The Decos have integrated power warts. They don’t work without ’em.

 

I suppose that to get a suitable music stream fed into my new Ethernet only network bridge device, a simple extender will do the trick. I think that device just sucks in the existing wifi signal broadcast by the main wifi router, and feeds it into an Ethernet plug. So basically, this is fundamentally using wifi to transfer the signal.

The mesh systems seem to set up an alternate, more powerful broadcast-and-receive setup using wifi also. Not sure if that’s on different frequencies than the basic repeater gadget above which simply sucks in the existing wifi signal. Yes I see that some of these mesh units give you an Ethernet jack at location B and some don’t.

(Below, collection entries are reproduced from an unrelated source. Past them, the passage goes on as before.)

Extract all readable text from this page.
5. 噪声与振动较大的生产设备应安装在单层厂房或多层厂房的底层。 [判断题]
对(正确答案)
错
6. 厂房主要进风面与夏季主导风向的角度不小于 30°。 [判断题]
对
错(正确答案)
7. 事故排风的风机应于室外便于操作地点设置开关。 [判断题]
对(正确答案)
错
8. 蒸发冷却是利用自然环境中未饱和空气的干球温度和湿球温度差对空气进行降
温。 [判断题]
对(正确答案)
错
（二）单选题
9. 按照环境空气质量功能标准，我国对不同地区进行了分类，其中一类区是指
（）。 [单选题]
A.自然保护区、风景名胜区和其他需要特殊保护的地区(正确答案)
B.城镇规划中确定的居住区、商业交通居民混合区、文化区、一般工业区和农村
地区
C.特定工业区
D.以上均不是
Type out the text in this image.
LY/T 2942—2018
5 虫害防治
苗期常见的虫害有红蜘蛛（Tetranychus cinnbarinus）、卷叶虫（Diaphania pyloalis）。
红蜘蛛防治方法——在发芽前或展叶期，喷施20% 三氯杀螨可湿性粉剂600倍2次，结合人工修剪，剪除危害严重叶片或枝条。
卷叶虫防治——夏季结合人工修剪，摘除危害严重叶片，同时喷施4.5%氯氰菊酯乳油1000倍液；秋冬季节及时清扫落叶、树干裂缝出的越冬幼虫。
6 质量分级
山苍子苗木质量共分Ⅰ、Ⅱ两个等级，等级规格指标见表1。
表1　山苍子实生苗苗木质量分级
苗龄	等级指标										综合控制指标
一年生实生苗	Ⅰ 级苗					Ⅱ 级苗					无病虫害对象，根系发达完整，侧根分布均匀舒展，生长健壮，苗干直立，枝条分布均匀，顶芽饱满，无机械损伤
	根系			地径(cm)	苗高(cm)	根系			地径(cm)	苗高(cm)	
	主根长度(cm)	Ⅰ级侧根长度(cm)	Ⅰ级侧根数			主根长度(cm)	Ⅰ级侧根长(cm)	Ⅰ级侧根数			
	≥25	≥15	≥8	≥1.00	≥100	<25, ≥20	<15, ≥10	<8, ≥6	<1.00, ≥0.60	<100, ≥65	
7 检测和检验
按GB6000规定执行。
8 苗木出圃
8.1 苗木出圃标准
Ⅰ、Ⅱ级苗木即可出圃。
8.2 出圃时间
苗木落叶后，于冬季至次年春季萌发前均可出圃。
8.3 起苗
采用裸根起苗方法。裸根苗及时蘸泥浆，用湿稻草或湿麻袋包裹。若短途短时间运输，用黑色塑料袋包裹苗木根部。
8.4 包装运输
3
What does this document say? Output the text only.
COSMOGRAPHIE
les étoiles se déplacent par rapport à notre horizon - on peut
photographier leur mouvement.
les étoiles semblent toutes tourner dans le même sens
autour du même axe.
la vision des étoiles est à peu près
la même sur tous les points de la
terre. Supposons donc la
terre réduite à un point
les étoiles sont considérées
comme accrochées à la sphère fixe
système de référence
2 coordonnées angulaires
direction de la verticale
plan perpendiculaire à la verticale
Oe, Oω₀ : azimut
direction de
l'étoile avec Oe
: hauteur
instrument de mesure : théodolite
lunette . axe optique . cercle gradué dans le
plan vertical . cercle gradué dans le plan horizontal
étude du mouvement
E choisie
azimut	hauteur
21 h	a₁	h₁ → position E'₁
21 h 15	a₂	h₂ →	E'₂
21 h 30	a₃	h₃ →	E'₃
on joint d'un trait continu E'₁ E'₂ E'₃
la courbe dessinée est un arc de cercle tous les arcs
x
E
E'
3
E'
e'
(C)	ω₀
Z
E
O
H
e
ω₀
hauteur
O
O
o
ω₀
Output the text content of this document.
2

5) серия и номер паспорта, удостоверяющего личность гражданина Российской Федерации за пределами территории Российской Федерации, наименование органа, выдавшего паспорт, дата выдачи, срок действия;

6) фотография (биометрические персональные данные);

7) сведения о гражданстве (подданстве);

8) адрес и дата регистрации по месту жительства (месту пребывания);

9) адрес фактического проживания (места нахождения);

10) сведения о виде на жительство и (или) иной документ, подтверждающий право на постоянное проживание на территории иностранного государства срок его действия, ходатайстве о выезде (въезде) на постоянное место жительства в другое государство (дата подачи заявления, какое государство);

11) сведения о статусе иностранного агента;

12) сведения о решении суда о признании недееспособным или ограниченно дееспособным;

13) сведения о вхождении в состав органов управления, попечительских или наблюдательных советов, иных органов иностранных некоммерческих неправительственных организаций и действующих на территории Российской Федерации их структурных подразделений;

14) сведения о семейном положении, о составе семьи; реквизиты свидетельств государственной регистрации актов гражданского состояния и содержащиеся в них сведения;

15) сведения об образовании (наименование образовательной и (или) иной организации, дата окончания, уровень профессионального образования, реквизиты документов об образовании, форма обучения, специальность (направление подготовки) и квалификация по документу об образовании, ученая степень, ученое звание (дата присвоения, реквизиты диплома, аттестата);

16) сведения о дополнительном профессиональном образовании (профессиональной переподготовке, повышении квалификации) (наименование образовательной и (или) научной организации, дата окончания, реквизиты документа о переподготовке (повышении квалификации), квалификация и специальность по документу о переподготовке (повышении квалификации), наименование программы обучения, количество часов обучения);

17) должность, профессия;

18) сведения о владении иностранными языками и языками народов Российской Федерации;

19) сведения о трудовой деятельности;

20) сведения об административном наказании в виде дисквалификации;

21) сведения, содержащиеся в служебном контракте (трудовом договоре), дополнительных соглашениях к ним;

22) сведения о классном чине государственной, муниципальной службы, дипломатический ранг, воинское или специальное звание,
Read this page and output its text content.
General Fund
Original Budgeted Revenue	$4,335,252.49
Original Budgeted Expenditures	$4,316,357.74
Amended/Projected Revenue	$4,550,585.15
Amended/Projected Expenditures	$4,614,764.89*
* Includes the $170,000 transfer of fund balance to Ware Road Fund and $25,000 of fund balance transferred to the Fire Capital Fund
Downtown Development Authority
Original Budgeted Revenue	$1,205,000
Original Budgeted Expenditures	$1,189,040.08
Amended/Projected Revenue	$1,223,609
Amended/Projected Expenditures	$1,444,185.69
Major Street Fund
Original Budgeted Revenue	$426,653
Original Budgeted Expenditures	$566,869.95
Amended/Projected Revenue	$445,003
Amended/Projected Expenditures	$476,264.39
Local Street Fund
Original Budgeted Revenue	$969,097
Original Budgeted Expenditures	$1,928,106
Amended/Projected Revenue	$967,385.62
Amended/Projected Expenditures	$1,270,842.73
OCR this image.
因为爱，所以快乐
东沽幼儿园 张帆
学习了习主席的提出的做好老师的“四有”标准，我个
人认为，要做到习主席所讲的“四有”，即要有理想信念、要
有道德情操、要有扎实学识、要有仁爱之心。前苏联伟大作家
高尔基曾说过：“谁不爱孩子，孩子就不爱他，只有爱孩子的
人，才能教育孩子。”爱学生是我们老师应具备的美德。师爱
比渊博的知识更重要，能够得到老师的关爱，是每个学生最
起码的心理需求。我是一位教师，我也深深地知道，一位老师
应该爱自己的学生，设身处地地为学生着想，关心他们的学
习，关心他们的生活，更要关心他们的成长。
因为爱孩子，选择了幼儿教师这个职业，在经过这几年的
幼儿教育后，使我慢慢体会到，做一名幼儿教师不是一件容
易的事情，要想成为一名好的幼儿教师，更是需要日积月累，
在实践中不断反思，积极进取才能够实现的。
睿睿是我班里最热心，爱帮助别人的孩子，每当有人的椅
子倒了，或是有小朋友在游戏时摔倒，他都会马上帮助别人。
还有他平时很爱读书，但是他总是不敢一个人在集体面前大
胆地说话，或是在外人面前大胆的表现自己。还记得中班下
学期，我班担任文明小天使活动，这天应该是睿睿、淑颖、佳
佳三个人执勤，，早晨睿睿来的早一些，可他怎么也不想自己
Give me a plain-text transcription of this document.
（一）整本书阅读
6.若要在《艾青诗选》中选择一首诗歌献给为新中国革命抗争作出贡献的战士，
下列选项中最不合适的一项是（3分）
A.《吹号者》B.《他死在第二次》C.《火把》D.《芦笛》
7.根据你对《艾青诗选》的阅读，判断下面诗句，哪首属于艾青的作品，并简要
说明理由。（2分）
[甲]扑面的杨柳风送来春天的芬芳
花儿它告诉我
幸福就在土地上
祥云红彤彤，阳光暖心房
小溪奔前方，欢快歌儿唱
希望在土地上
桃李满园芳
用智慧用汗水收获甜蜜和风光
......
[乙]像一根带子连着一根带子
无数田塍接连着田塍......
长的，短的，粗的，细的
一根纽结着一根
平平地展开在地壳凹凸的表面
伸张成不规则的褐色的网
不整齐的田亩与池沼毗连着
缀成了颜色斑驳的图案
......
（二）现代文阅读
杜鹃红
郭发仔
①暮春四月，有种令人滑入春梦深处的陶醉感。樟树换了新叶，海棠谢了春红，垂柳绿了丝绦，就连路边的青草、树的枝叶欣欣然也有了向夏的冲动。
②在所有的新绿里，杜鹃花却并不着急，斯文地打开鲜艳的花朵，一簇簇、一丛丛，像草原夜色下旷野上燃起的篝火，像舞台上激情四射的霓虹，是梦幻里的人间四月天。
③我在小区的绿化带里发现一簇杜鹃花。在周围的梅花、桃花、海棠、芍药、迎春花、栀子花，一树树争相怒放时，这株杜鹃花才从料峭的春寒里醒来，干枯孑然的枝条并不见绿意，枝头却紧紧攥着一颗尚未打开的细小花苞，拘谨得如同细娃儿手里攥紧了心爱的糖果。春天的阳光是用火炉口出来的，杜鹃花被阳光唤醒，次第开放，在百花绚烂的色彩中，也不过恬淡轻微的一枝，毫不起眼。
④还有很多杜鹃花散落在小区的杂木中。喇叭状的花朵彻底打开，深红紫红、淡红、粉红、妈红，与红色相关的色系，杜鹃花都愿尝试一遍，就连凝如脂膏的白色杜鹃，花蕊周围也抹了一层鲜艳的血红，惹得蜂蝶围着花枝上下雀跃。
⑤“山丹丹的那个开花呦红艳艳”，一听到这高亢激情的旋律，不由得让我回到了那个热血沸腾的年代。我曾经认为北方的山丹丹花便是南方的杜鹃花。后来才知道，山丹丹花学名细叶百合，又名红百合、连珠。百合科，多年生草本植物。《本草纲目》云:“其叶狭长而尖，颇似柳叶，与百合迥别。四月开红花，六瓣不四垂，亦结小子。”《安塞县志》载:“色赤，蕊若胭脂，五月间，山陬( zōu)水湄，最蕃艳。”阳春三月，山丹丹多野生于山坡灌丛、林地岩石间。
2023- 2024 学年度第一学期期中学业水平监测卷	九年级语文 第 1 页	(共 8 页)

As I understand it, the Ethernet over Powerline arrangement is totally different. It is a wired connection only (never goes through the air) but these EOP devices specially encode and then decode the signal so it rides on top of the 110 AC lines in the walls. So fuse boxes and other barriers can present obstacles for this ride-on-top signal to get from the transmitter to the receiver unit. I wonder whether this encoding/decoding process degrades the music being sent, AND whether running those signals on top of the AC power also dirties that power feeding the hifi gear which may be sensitive to it. So this introduces that new problem.

Seems like all CAN work but not sure which would deliver the best sound quality and least errors and most bandwidth.  And if the EOP dirties up the power to make the rest of the system sound bad.

Orbi mesh system with a main and 3 nodes here for about 3 years now.  Although I run fiber directly from the main to my main system, I run an outdoor/garage system by a short wire connected to one of the mesh nodes and Apple TV for HT from a different node.  Strong wi-fi throughout the house and even outside.  There are probably newer/better mesh systems out there now but this has worked perfectly for me.

Mesh systems are much better than extenders.

TP Link makes good ones as does Google.

I have 3 Google mesh access points and they work great in my plaster & lath walled house... where extenders always fell short. I have the ethernet-out port wired to a gigabyte switch so a 4k TV and music streamer can have wired connections. No, I haven’t tried both at same time...but throughput is 90-100 mps so it would probably work.

I should add that until a month ago, I had gigabyte ethernet hard wired to that switch. The mesh system is working great, to my surprise and relief.